Performance art can be a contentious subject. How far are artists willing to go? Is it inherently wrong to involve your family with your work? Or is that the purest form of the craft? The Family Fang, the second film under actor/director Jason Bateman’s belt, deals with a family of four grappling with both sides of the debate.
Since childhood, the siblings Annie (Nicole Kidman) and Baxter (Bateman) have been coaxed into stunts, ranging from performing a startlingly dark song in Central Park to robbing a bank of their lollipops with a real gun. Their parents are world class virtuosi, ranked up with the Dadaists (the group that helped to propagate performance art as fine art trend in the early 20th century), but their method predictably causes a generational rift.
The family becomes estranged when Baxter is sent to the hospital for a potato cannon mishap. They are brought back together with the introduction of the film’s main conflict: the patriarch Caleb Fang (Christopher Walken) wants to further the family’s long-dormant involvement in increasingly daring ruses.

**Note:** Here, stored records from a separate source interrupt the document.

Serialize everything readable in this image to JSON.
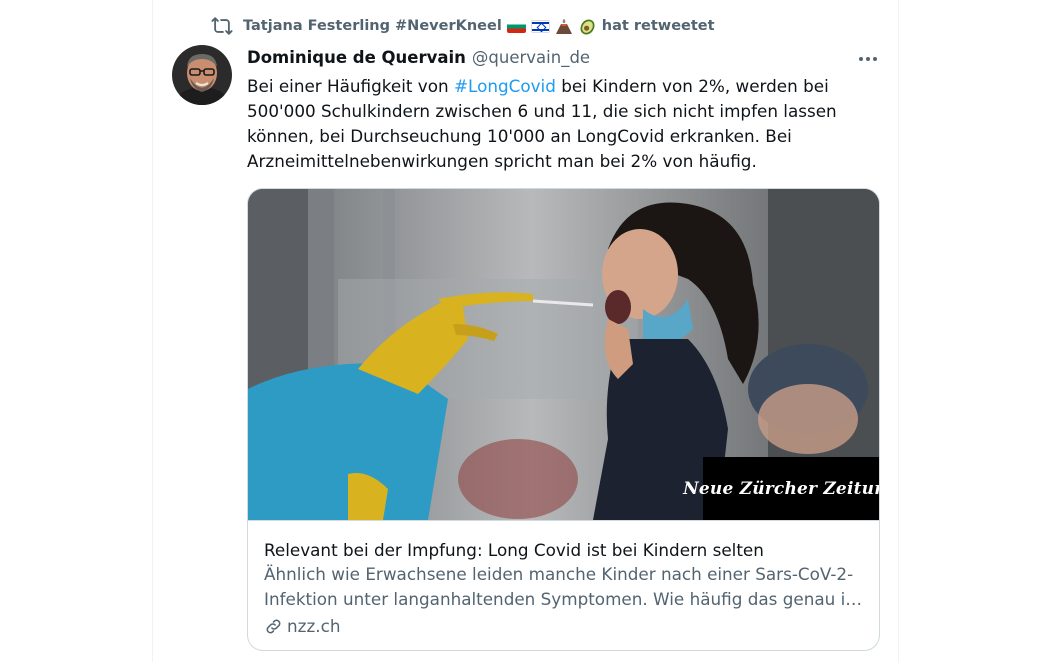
{
  "retweet": {
    "retweeter_name": "Tatjana Festerling #NeverKneel",
    "action_text": "hat retweetet",
    "emoji_icons": [
      "bulgaria-flag-icon",
      "israel-flag-icon",
      "volcano-icon",
      "avocado-icon"
    ]
  },
  "tweet": {
    "author_name": "Dominique de Quervain",
    "author_handle": "@quervain_de",
    "text_lines": [
      {
        "before": "Bei einer Häufigkeit von ",
        "hashtag": "#LongCovid",
        "after": " bei Kindern von 2%, werden bei"
      },
      {
        "text": "500'000 Schulkindern zwischen 6 und 11, die sich nicht impfen lassen"
      },
      {
        "text": "können, bei Durchseuchung 10'000 an LongCovid erkranken. Bei"
      },
      {
        "text": "Arzneimittelnebenwirkungen spricht man bei 2% von häufig."
      }
    ]
  },
  "card": {
    "image_watermark": "Neue Zürcher Zeitung",
    "title": "Relevant bei der Impfung: Long Covid ist bei Kindern selten",
    "description_lines": [
      "Ähnlich wie Erwachsene leiden manche Kinder nach einer Sars-CoV-2-",
      "Infektion unter langanhaltenden Symptomen. Wie häufig das genau is…"
    ],
    "domain": "nzz.ch"
  },
  "colors": {
    "text_primary": "#0f1419",
    "text_secondary": "#536471",
    "link_blue": "#1d9bf0",
    "border": "#cfd9de"
  }
}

The parents’ mysterious disappearance leads the children to investigate whether it is their greatest stunt or a violent crime.

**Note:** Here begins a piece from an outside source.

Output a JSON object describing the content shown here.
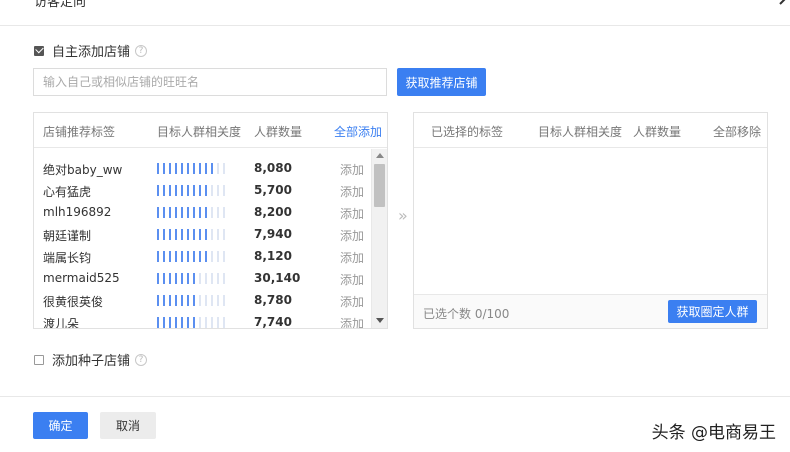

The strong lead performances from Bateman and Kidman propel the gradual setup of the film, but it is a bit on the slow and dry side. The film depicts performance art with none of the gusto it deserves. They devote their lives to their art and yet they don’t seem impassioned by it. That’s a big issue of The Family Fang, because anyone who has seen an artist fully inhabiting a performance would see both passion and devotion present in full force.
Many of the jokes land flatly, and much of the depth reached in characterization feels obligatory. Of course Baxter writes books in the vein of coping with the sometimes dark capers of his youth. Of course Annie decides to push her acting abilities by performing as a character instead of as herself. It all leads back to the family. Every member of the domestic quartet has issues they must sort through, and by the end, each settles for a compromise.
The Family Fang is a rumination on how a family unit can adapt to support change, even if the change must be a radical one. By the end, the Fangs are an entirely different family and each seem to thrive in becoming a new form of themselves, although it is a bit melancholy. It speaks to the process and value of healing from previous events that resound to the present, but not to the value of family in regular life.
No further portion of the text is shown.